Dans un avis adopté le vendredi 10 mars 2013, la Commission de Venise du Conseil de l’Europe, composée d’experts en droit constitutionnel, a conclu que l’Espagne devrait revoir certaines modifications de la loi organique sur la Cour constitutionnelle, qui habilitent la Cour à faire exécuter ses propres décisions, bien que selon la Commission, ces modifications ne soient pas contraires aux normes européennes. Les nouvelles compétences conférées à la Cour comprennent la mise à pied de titulaires de fonctions publiques qui refuseraient d’exécuter ses décisions.
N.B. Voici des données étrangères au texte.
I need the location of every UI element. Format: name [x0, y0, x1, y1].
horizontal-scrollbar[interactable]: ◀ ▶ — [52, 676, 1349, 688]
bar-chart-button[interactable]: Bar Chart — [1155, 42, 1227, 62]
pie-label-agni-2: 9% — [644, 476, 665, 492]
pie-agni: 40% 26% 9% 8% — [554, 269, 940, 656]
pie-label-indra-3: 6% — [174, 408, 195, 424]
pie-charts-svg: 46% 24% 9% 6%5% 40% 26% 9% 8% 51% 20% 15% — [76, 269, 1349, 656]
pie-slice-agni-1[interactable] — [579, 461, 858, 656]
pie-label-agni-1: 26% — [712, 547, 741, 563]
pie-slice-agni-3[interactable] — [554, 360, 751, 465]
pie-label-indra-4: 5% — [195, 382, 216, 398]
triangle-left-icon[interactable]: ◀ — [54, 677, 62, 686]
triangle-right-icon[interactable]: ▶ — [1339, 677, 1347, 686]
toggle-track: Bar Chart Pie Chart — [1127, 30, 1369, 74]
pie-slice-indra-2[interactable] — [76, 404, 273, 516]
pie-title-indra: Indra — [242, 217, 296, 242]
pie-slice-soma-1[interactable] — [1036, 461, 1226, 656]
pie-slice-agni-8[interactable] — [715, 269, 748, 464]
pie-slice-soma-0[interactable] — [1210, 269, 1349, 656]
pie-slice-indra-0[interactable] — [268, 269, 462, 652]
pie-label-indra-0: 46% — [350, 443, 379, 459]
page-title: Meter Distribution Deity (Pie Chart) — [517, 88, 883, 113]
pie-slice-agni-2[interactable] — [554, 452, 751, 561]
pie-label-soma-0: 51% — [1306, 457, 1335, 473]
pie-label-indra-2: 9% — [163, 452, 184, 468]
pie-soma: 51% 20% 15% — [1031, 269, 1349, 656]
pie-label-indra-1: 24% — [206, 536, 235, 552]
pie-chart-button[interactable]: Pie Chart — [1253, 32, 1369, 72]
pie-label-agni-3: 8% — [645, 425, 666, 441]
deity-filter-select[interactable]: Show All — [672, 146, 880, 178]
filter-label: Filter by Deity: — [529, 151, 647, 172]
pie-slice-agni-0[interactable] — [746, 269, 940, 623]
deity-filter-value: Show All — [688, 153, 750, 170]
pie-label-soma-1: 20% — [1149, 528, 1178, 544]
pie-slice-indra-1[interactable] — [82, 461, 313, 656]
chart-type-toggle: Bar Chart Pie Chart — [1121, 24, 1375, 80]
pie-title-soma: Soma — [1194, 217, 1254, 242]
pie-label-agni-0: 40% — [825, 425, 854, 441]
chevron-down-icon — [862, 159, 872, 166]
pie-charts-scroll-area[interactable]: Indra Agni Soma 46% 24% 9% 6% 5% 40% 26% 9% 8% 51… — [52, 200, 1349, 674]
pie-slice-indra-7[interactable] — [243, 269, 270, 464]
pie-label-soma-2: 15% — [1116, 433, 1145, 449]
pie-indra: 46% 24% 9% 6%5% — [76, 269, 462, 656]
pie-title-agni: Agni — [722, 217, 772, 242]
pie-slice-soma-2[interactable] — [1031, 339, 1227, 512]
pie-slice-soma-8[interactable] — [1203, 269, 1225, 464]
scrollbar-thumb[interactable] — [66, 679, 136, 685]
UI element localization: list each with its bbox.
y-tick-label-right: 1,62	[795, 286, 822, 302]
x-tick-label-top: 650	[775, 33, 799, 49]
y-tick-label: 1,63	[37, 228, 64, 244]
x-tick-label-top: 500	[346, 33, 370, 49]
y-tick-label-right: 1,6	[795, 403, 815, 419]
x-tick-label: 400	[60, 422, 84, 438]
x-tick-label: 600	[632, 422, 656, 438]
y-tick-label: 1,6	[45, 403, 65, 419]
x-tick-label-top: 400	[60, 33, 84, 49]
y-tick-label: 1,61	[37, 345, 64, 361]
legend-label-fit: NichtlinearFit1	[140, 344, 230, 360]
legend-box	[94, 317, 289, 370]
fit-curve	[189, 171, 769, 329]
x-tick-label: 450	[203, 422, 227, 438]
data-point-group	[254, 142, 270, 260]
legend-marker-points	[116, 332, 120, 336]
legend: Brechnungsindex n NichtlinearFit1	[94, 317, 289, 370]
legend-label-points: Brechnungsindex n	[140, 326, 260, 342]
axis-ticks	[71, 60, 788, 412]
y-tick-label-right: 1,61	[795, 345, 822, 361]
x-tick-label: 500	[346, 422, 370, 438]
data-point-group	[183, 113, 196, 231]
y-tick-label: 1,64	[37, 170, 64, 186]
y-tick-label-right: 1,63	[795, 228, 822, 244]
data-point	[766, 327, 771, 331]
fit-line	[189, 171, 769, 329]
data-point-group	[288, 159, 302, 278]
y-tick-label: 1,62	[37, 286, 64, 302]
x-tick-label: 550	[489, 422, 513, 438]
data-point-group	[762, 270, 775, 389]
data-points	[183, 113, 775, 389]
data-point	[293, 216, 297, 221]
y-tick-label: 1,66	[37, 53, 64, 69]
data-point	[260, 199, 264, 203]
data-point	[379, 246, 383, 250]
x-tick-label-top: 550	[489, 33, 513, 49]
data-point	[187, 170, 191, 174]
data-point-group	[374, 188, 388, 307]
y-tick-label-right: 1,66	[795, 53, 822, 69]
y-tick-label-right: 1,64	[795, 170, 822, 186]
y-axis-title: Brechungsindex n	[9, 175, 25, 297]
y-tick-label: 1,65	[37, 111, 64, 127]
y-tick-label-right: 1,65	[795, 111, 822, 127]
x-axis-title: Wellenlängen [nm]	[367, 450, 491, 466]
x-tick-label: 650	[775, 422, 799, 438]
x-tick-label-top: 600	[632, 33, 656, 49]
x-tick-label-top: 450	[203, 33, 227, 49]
La Commission de Venise a adopté, à sa 110e réunion plénière, tenue les 10-11 mars à Venise, son Avis concernant la loi du 16 octobre 2015 portant révision de la loi organique n° 2/1979 sur la Cour constitutionnelle espagnole. L’Avis a été publié à la demande de la Commission de suivi de l’Assemblée parlementaire du Conseil de l’Europe.
La Commission de Venise a commencé par rappeler que les décisions des Cours constitutionnelles ont un caractère définitif et contraignant et qu’elles doivent être respectées par l’ensemble des personnes de droit public et privé. Le mépris d’une telle décision équivaut à bafouer la Constitution et le pouvoir constituant. Quand le titulaire d’une fonction publique refuse d’exécuter la décision de la Cour constitutionnelle, il viole les principes d’état de droit, de séparation des pouvoirs et de coopération loyale entre les branches du pouvoir politique. Les mesures prises pour exécuter ces décisions sont donc légitimes. L’Avis examine dans quelle mesure les modifications sont un moyen approprié de viser cet objectif légitime.
Sur la base d’une brève analyse comparée, la Commission constate qu’en contribuant à l’exécution de ses propres décisions, la Cour constitutionnelle assume des responsabilités exceptionnelles et que cette tâche est d’ordinaire confiée à d’autres institutions de l’Etat. Il convient de réexaminer l’octroi de la responsabilité globale et directe de la Cour constitutionnelle elle-même en matière d’exécution de ses décisions afin de conforter le rôle d’arbitre neutre que joue la Cour aux yeux de l’opinion en se prononçant sur les lois. Quelles que soient les mesures d’exécution, la Cour ne devrait pas intervenir d’office, mais uniquement à la demande de parties.
Alors que certaines mesures examinées ne posent pas de problème (par exemple demander aux autorités nationales d’assurer l’exécution, ou requérir l’ouverture de poursuites contre l’auteur d’une infraction devant les juridictions de droit commun), on peut s’interroger sur les lourdes peines répétitives et coercitives appliquées aux personnes et sur la mise à pied de titulaires de fonctions publiques. La Commission de Venise est préoccupée par le fait que la Cour constitutionnelle devrait prendre des mesures d’exécution dans une situation où elle se heurte déjà à un refus d’exécuter ses décisions. Le refus d’exécuter également les mesures d’exécution pourrait également contester le pouvoir de la Cour constitutionnelle et par là même la validité de la Constitution elle-même.
Dans un tel cas, il faudrait que d’autres institutions de l’Etat interviennent pour défendre la Constitution et la Cour. L’octroi à la Cour constitutionnelle du pouvoir d’exécuter ses décisions peut paraître à première vue une augmentation de pouvoir. Cependant, la division des compétences judiciaires d’une part, et d’exécution de leur résultat d’autre part, renforce le système de contre-pouvoirs dans son ensemble et en fin de compte, l’indépendance de la Cour.
Alors que la Commission de Venise recommande de ne pas attribuer de telles compétences à la Cour constitutionnelle, elle conclut qu’en l’absence de normes communes européennes dans ce domaine, l’adoption de ces compétences n’est pas contraire à de tels normes.